摘 要
铸造Al-Si系合金具有质量轻、比强度高和加工性能好等优点,是铸造铝合金中应用最多的合金系。但其表面硬度低、耐磨性能较差,使其应用受到制约,采用微弧氧化技术可在合金表面原位生成陶瓷膜,有望提高其表面的硬度、耐磨性及耐蚀性等性能,扩大其应用范围。就现有的研究成果看,电解液组成对微弧氧化过程及陶瓷层的影响机理非常复杂,目前尚无统一、明确的认识。
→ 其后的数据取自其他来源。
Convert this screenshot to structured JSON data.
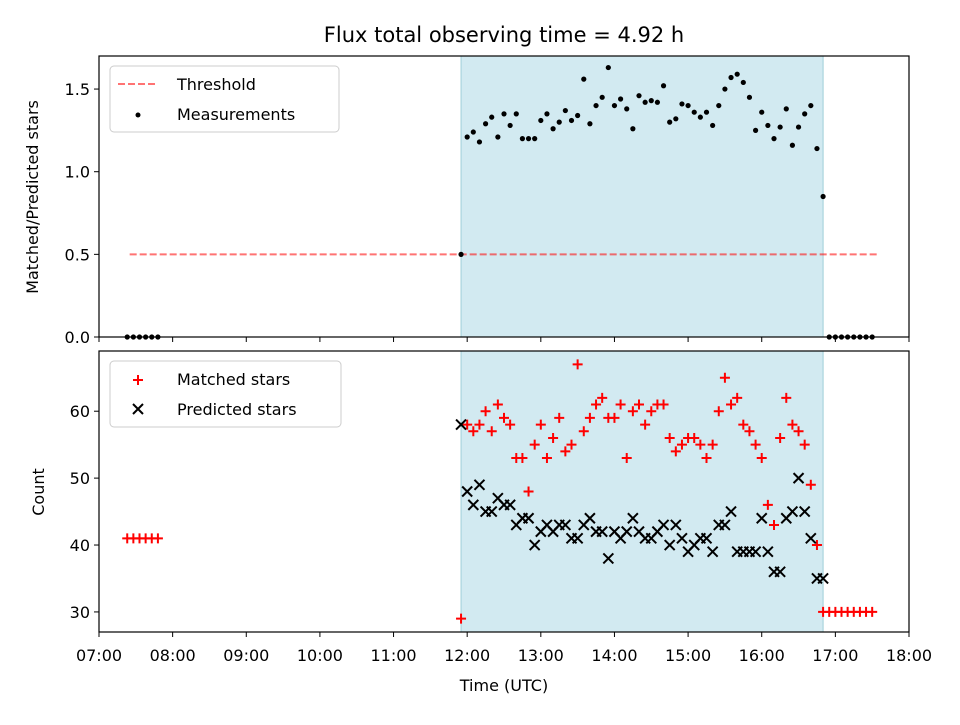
{
  "chart_data": [
    {
      "type": "scatter",
      "title": "Flux total observing time = 4.92 h",
      "ylabel": "Matched/Predicted stars",
      "xlabel": "",
      "xlim": [
        "07:00",
        "18:00"
      ],
      "ylim": [
        0,
        1.7
      ],
      "yticks": [
        "0.0",
        "0.5",
        "1.0",
        "1.5"
      ],
      "shaded_interval": [
        "11:55",
        "16:50"
      ],
      "shade_color": "#add8e6",
      "legend_position": "top-left",
      "threshold": {
        "name": "Threshold",
        "value": 0.5,
        "x": [
          "07:25",
          "17:35"
        ],
        "color": "#ff0000",
        "style": "dashed"
      },
      "series": [
        {
          "name": "Measurements",
          "color": "#000000",
          "marker": "dot",
          "x": [
            "07:23",
            "07:28",
            "07:33",
            "07:38",
            "07:43",
            "07:48",
            "11:55",
            "12:00",
            "12:05",
            "12:10",
            "12:15",
            "12:20",
            "12:25",
            "12:30",
            "12:35",
            "12:40",
            "12:45",
            "12:50",
            "12:55",
            "13:00",
            "13:05",
            "13:10",
            "13:15",
            "13:20",
            "13:25",
            "13:30",
            "13:35",
            "13:40",
            "13:45",
            "13:50",
            "13:55",
            "14:00",
            "14:05",
            "14:10",
            "14:15",
            "14:20",
            "14:25",
            "14:30",
            "14:35",
            "14:40",
            "14:45",
            "14:50",
            "14:55",
            "15:00",
            "15:05",
            "15:10",
            "15:15",
            "15:20",
            "15:25",
            "15:30",
            "15:35",
            "15:40",
            "15:45",
            "15:50",
            "15:55",
            "16:00",
            "16:05",
            "16:10",
            "16:15",
            "16:20",
            "16:25",
            "16:30",
            "16:35",
            "16:40",
            "16:45",
            "16:50",
            "16:55",
            "17:00",
            "17:05",
            "17:10",
            "17:15",
            "17:20",
            "17:25",
            "17:30"
          ],
          "y": [
            0,
            0,
            0,
            0,
            0,
            0,
            0.5,
            1.21,
            1.24,
            1.18,
            1.29,
            1.33,
            1.21,
            1.35,
            1.28,
            1.35,
            1.2,
            1.2,
            1.2,
            1.31,
            1.35,
            1.26,
            1.3,
            1.37,
            1.31,
            1.34,
            1.56,
            1.29,
            1.4,
            1.45,
            1.63,
            1.4,
            1.44,
            1.38,
            1.26,
            1.46,
            1.42,
            1.43,
            1.42,
            1.52,
            1.3,
            1.32,
            1.41,
            1.4,
            1.36,
            1.33,
            1.36,
            1.28,
            1.4,
            1.5,
            1.57,
            1.59,
            1.54,
            1.45,
            1.25,
            1.36,
            1.28,
            1.2,
            1.27,
            1.38,
            1.16,
            1.27,
            1.35,
            1.4,
            1.14,
            0.85,
            0,
            0,
            0,
            0,
            0,
            0,
            0,
            0
          ]
        }
      ]
    },
    {
      "type": "scatter",
      "title": "",
      "ylabel": "Count",
      "xlabel": "Time (UTC)",
      "xlim": [
        "07:00",
        "18:00"
      ],
      "xticks": [
        "07:00",
        "08:00",
        "09:00",
        "10:00",
        "11:00",
        "12:00",
        "13:00",
        "14:00",
        "15:00",
        "16:00",
        "17:00",
        "18:00"
      ],
      "ylim": [
        27,
        69
      ],
      "yticks": [
        "30",
        "40",
        "50",
        "60"
      ],
      "shaded_interval": [
        "11:55",
        "16:50"
      ],
      "shade_color": "#add8e6",
      "legend_position": "top-left",
      "series": [
        {
          "name": "Matched stars",
          "color": "#ff0000",
          "marker": "plus",
          "x": [
            "07:23",
            "07:28",
            "07:33",
            "07:38",
            "07:43",
            "07:48",
            "11:55",
            "12:00",
            "12:05",
            "12:10",
            "12:15",
            "12:20",
            "12:25",
            "12:30",
            "12:35",
            "12:40",
            "12:45",
            "12:50",
            "12:55",
            "13:00",
            "13:05",
            "13:10",
            "13:15",
            "13:20",
            "13:25",
            "13:30",
            "13:35",
            "13:40",
            "13:45",
            "13:50",
            "13:55",
            "14:00",
            "14:05",
            "14:10",
            "14:15",
            "14:20",
            "14:25",
            "14:30",
            "14:35",
            "14:40",
            "14:45",
            "14:50",
            "14:55",
            "15:00",
            "15:05",
            "15:10",
            "15:15",
            "15:20",
            "15:25",
            "15:30",
            "15:35",
            "15:40",
            "15:45",
            "15:50",
            "15:55",
            "16:00",
            "16:05",
            "16:10",
            "16:15",
            "16:20",
            "16:25",
            "16:30",
            "16:35",
            "16:40",
            "16:45",
            "16:50",
            "16:55",
            "17:00",
            "17:05",
            "17:10",
            "17:15",
            "17:20",
            "17:25",
            "17:30"
          ],
          "y": [
            41,
            41,
            41,
            41,
            41,
            41,
            29,
            58,
            57,
            58,
            60,
            57,
            61,
            59,
            58,
            53,
            53,
            48,
            55,
            58,
            53,
            56,
            59,
            54,
            55,
            67,
            57,
            59,
            61,
            62,
            59,
            59,
            61,
            53,
            60,
            61,
            58,
            60,
            61,
            61,
            56,
            54,
            55,
            56,
            56,
            55,
            53,
            55,
            60,
            65,
            61,
            62,
            58,
            57,
            55,
            53,
            46,
            43,
            56,
            62,
            58,
            57,
            55,
            49,
            40,
            30,
            30,
            30,
            30,
            30,
            30,
            30,
            30,
            30
          ]
        },
        {
          "name": "Predicted stars",
          "color": "#000000",
          "marker": "x",
          "x": [
            "11:55",
            "12:00",
            "12:05",
            "12:10",
            "12:15",
            "12:20",
            "12:25",
            "12:30",
            "12:35",
            "12:40",
            "12:45",
            "12:50",
            "12:55",
            "13:00",
            "13:05",
            "13:10",
            "13:15",
            "13:20",
            "13:25",
            "13:30",
            "13:35",
            "13:40",
            "13:45",
            "13:50",
            "13:55",
            "14:00",
            "14:05",
            "14:10",
            "14:15",
            "14:20",
            "14:25",
            "14:30",
            "14:35",
            "14:40",
            "14:45",
            "14:50",
            "14:55",
            "15:00",
            "15:05",
            "15:10",
            "15:15",
            "15:20",
            "15:25",
            "15:30",
            "15:35",
            "15:40",
            "15:45",
            "15:50",
            "15:55",
            "16:00",
            "16:05",
            "16:10",
            "16:15",
            "16:20",
            "16:25",
            "16:30",
            "16:35",
            "16:40",
            "16:45",
            "16:50"
          ],
          "y": [
            58,
            48,
            46,
            49,
            45,
            45,
            47,
            46,
            46,
            43,
            44,
            44,
            40,
            42,
            43,
            42,
            43,
            43,
            41,
            41,
            43,
            44,
            42,
            42,
            38,
            42,
            41,
            42,
            44,
            42,
            41,
            41,
            42,
            43,
            40,
            43,
            41,
            39,
            40,
            41,
            41,
            39,
            43,
            43,
            45,
            39,
            39,
            39,
            39,
            44,
            39,
            36,
            36,
            44,
            45,
            50,
            45,
            41,
            35,
            35
          ]
        }
      ]
    }
  ]
}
因此,针对电解液组成的研究仍有许多工作要做。
本文采用WHD-30多功能微弧氧化设备对ZAlSi12进行微弧氧化。试验过程中电压值保持恒定,正负向工作电压分别为420V和120V,频率为100Hz,氧化时间固定为20min,在微弧氧化过程中电流自动调节变化。根据前期试验确定基础电解液组成为8.0 g/L Na2SiO3 +2.0 g/L NaOH +2.0 g/L EDTA,在基础电解液中分别加入适量的Ce(NO3)3、、La(NO3)3、Ce(SO4)2和Na5P3O10等添加剂,研究添加剂种类及含量变化时,所得微弧氧化陶瓷膜特性变化规律,采用涡流测厚仪、SEM、XRD、EDS等分析手段对微弧氧化陶瓷层进行了表征。
交换机英文结果表明:电解液中加入Ce(NO3)3后,陶瓷氧化层厚度增大,最大厚度为170μm,所获得的膜层仍主要由α-Al2O3和γ-Al2O3相组成,但α-Al2O3相的相对含量增加;加入La(NO3)3后,膜层增厚,最大值为146μm,能谱分析显示La 元素也进入到膜层中,说明电解液中La(NO3)3影响了氧化过程及微弧氧化膜
的特性;研究发现,在基础电解液8.0 g/L Na2SiO3 +2.0 g/L NaOH +2.0 g/L EDTA中加入Ce(SO4)2添加剂后,试样表面形成的氧化膜更加平整、致密,膜层表面质量有所改善;在基础电解液中加入Na5P3O10可对电解液起到螯合作用,防止沉淀产生,提高电解液利用率,从而使放电时间延长,膜层质量大大改善。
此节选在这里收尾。